El estrés y malestar en el avión pueden llegar también a niveles más elevados. Es entonces cuando aparecen síntomas más intensos:

– Ansiedad y desasosiego

– Taquicardia

– Sensación de ahogo

– Mareos

– Sudoración

– Diarrea

– Vómitos

En esos casos ya no hablamos solo de un temor, sino de una fobia.

El estrés y malestar se originan por diversas causas. Lo más habitual es que sea fruto de la falta de información y las creencias falsas. Lo primero tiene que ver con el desconocimiento de la forma de cómo funcionan los aviones y de los trámites y gestiones que se deben hacer para tomar un vuelo.

El conjunto de estímulos poco comprensibles genera nerviosismo. Durante el abordaje y a lo largo del vuelo hay una serie de señales de advertencia y sucesos que pueden alarmar, sin que en realidad haya motivo. La orden de permanecer en las sillas o de ajustar el cinturón, así como el desvanecimiento de las luces y otros, pueden confundir.

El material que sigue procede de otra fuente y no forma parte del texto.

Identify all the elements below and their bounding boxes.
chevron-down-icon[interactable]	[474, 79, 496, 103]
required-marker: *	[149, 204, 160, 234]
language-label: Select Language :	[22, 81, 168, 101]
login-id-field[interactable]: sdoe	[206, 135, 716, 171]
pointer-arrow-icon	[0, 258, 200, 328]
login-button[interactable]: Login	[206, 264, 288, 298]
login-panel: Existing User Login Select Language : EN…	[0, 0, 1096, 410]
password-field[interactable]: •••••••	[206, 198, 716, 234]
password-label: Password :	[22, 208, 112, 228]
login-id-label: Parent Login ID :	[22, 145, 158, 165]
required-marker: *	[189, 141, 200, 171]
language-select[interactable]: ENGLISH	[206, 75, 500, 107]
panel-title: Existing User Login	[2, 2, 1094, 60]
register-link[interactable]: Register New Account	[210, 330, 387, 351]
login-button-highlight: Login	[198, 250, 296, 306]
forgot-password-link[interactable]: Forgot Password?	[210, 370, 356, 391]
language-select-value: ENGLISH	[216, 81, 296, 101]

Sin embargo, el factor que actúa con mayor fuerza son las creencias falsas. Cuando hay un accidente aéreo se le da mucho despliegue en las noticias, de modo que tendemos a pensar que volar es sinónimo de tragedia. Así mismo, hay muchas películas sobre lo mismo, y esto ayuda a alimentar esos miedos infundados.

También se da el caso de personas que sufren de ansiedad previamente y para quienes la experiencia de volar es una más, dentro de su estado de inquietud constante. Hay quienes ya tuvieron experiencias negativas durante un vuelo y reviven esos temores cuando suben a un avión.

Para evitar esto, la primera clave está en preparar el viaje con suficiente anticipación. Si poco antes de volar todavía estás terminando de hacer el equipaje, o arreglando los pormenores, vas a comenzar la experiencia con los nervios alterados, incluso antes de subir.

Informarte es otra vía para reducir el nerviosismo. Una idea es hacerte una imagen mental de todo lo que va a ocurrir antes y durante el vuelo. Esto supone que comprendés los protocolos de rutina, los cuales incluyen revisiones, verificaciones, medidas de seguridad en el abordaje.

La información también debe abarcar temas como el grado de seguridad del transporte aéreo. Es más fácil que te parta un rayo a que mueras en un accidente aéreo. Así mismo, tenés más probabilidad de ganar la lotería que sufrir un accidente en avión.

Es conveniente que comas ligero y que no consumas cafeína o alcohol. Llevá un libro o algún entretenimiento para tener la mente ocupada mientras dura el vuelo. Tratá de viajar acompañado y no temas expresar lo que sentís. A veces, cuando manifestamos nuestros temores en voz alta, estos se disipan.